Güneş Doğdu ve Dedi

Rabbime hamdolsun ki, biz aciz kullarına yeni bir gün daha ihsan etti.


Bugün Hicrî 17 Rebî’ul-Âhir 1447, Miladî 9 Ekim 2025 Perşembe.

Sabah namazından geldim. Evimizin batıya bakan odasında Rabbimin bizlere verdiği sayısız nimetleri düşünüp O’na şükrettim. O’nun (cc) emriyle doğup batan, ışığıyla dünyayı aydınlatan ve ısıtan Güneş’in doğma anında Konya’nın batı ufuklarında yaptığı tebdilatı temaşa etmeye başladım. Ortalık henüz tam aydınlanmamıştı. Arz da, sema da griydi. Meram’ın ağaçları, servileri, “şahadet parmağı gibi göğe ağan minareleri”; bir kartal bakışıyla Konya’yı tarassut eden Akyokuş Tepesi; bu kadim şehrin sırtını yasladığı Loras ve Takkeli Dağları; bu iki dağ arasındaki yüksek tepelere konumlanmış, yanan lambalarıyla adeta yere düşen yıldızlar gibi etrafına ve Konya’ya ilim ışıkları saçan Erbakan Üniversitesine ait binalar… Henüz tam zahir olmamışlardı. Sabahın sisinde sadece siluet hâlindeydiler. Lakin batı ufkunun üzerindeki bulutlarda yavaş yavaş beliren kızıllıklar, Güneş’in doğuşunu tüm insanlığa müjdeledi.
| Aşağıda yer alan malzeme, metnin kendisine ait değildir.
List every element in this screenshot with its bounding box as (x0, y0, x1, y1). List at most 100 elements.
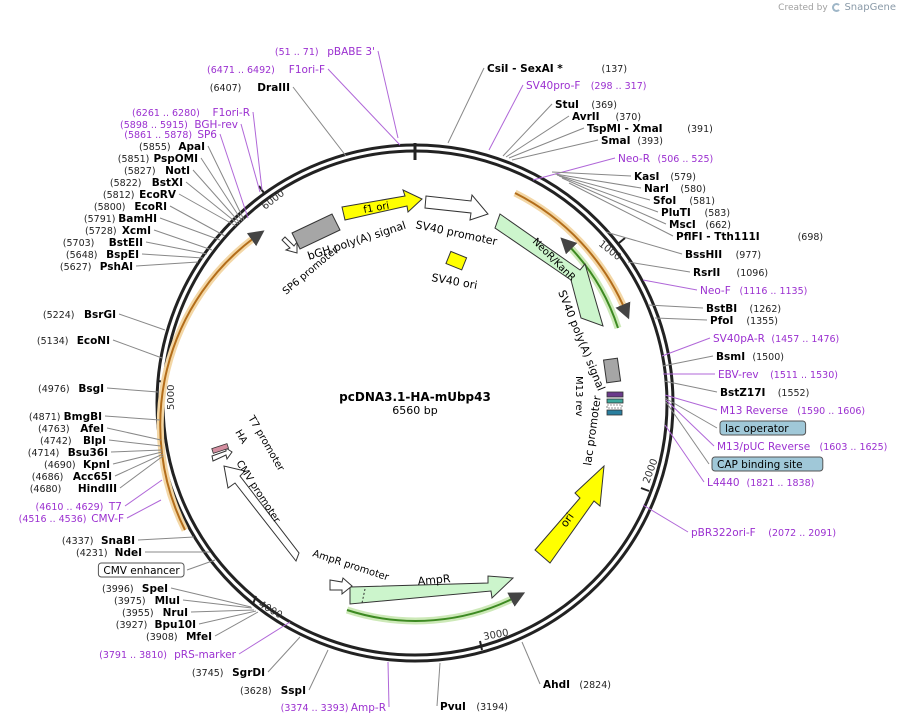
site-neo-r[interactable]: Neo-R(506 .. 525) (532, 153, 713, 181)
feature-bgh-polya[interactable] (291, 213, 341, 250)
site-neo-f[interactable]: Neo-F(1116 .. 1135) (642, 279, 807, 297)
site-hindiii[interactable]: HindIII(4680) (30, 455, 164, 495)
site-t7[interactable]: T7(4610 .. 4629) (36, 479, 163, 513)
site-m13-puc-reverse[interactable]: M13/pUC Reverse(1603 .. 1625) (665, 399, 887, 453)
tick-mark-4000 (252, 595, 257, 605)
site-ebv-rev[interactable]: EBV-rev(1511 .. 1530) (663, 369, 838, 381)
site-pshai[interactable]: PshAI(5627) (60, 261, 199, 273)
site-blpi[interactable]: BlpI(4742) (40, 435, 162, 447)
site-kpni[interactable]: KpnI(4690) (44, 451, 163, 471)
feature-sv40-ori[interactable] (445, 250, 468, 271)
site-pluti[interactable]: PluTI(583) (558, 175, 730, 219)
site-bsrgi[interactable]: BsrGI(5224) (43, 309, 166, 331)
site-bsteii[interactable]: BstEII(5703) (63, 237, 208, 255)
site-sv40pa-r[interactable]: SV40pA-R(1457 .. 1476) (661, 333, 839, 357)
site-bgh-rev[interactable]: BGH-rev(5898 .. 5915) (120, 119, 261, 193)
site-ahdi[interactable]: AhdI(2824) (521, 641, 611, 691)
site-stui[interactable]: StuI(369) (502, 99, 617, 157)
site-apai[interactable]: ApaI(5855) (139, 141, 245, 221)
site-bstz17i[interactable]: BstZ17I(1552) (663, 380, 809, 399)
site-f1ori-r[interactable]: F1ori-R(6261 .. 6280) (132, 107, 263, 191)
site-l4440[interactable]: L4440(1821 .. 1838) (664, 424, 814, 489)
site-name: BstBI (706, 303, 737, 315)
site-name: F1ori-R (213, 107, 250, 119)
site-xcmi[interactable]: XcmI(5728) (85, 225, 213, 251)
site-csii-sexai[interactable]: CsiI - SexAI *(137) (447, 63, 627, 144)
feature-ori[interactable] (534, 464, 605, 564)
site-avrii[interactable]: AvrII(370) (505, 111, 641, 158)
site-spei[interactable]: SpeI(3996) (102, 583, 252, 608)
site-tspmi-xmai[interactable]: TspMI - XmaI(391) (508, 123, 713, 159)
site-prs-marker[interactable]: pRS-marker(3791 .. 3810) (99, 621, 291, 661)
site-f1ori-f[interactable]: F1ori-F(6471 .. 6492) (207, 64, 401, 146)
site-acc65i[interactable]: Acc65I(4686) (32, 453, 164, 483)
site-nrui[interactable]: NruI(3955) (122, 607, 255, 619)
site-draiii[interactable]: DraIII(6407) (210, 82, 347, 157)
site-position: (580) (680, 184, 706, 195)
site-sp6[interactable]: SP6(5861 .. 5878) (124, 129, 249, 219)
feature-m13-rev[interactable] (606, 391, 624, 398)
site-sgrdi[interactable]: SgrDI(3745) (192, 636, 301, 679)
site-mfei[interactable]: MfeI(3908) (146, 611, 259, 643)
feature-f1-ori[interactable] (341, 189, 423, 221)
site-noti[interactable]: NotI(5827) (124, 165, 241, 224)
feature-neor-kanr[interactable] (494, 213, 604, 327)
site-ecorv[interactable]: EcoRV(5812) (103, 189, 237, 227)
site-nari[interactable]: NarI(580) (554, 173, 706, 195)
site-lac-operator[interactable]: lac operator (664, 397, 807, 436)
site-leader-line (664, 424, 705, 483)
site-bamhi[interactable]: BamHI(5791) (84, 213, 221, 241)
site-pvui[interactable]: PvuI(3194) (436, 662, 508, 713)
feature-cap-site[interactable] (606, 409, 623, 416)
feature-sp6-promoter[interactable] (281, 236, 298, 254)
site-mlui[interactable]: MluI(3975) (114, 595, 253, 609)
feature-ha-tag[interactable] (211, 443, 230, 454)
site-cmv-enhancer[interactable]: CMV enhancer (97, 559, 216, 578)
site-name: MscI (669, 219, 696, 231)
site-bsmi[interactable]: BsmI(1500) (662, 351, 784, 367)
feature-sv40-promoter[interactable] (424, 193, 489, 221)
site-name: MluI (155, 595, 180, 607)
site-name: HindIII (78, 483, 117, 495)
site-cmv-f[interactable]: CMV-F(4516 .. 4536) (19, 499, 162, 525)
site-bsshii[interactable]: BssHII(977) (605, 231, 761, 261)
site-snabi[interactable]: SnaBI(4337) (62, 535, 195, 547)
site-bsu36i[interactable]: Bsu36I(4714) (28, 447, 163, 459)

Her Sabah Yeni Bir Âyet Gibi

Yaklaşık yirmi beş bin kez (yaşım × 365) tanık olduğum bu eşsiz manzara, kulluğumu idrak etmek için yeterli bir delil aslında. Güneş ezelden beri Allah’ın emriyle, saniye sapmadan doğuyor ve batıyor. O, kendisine verilen vazifeyi eksiksiz ve tam zamanında yapıyor.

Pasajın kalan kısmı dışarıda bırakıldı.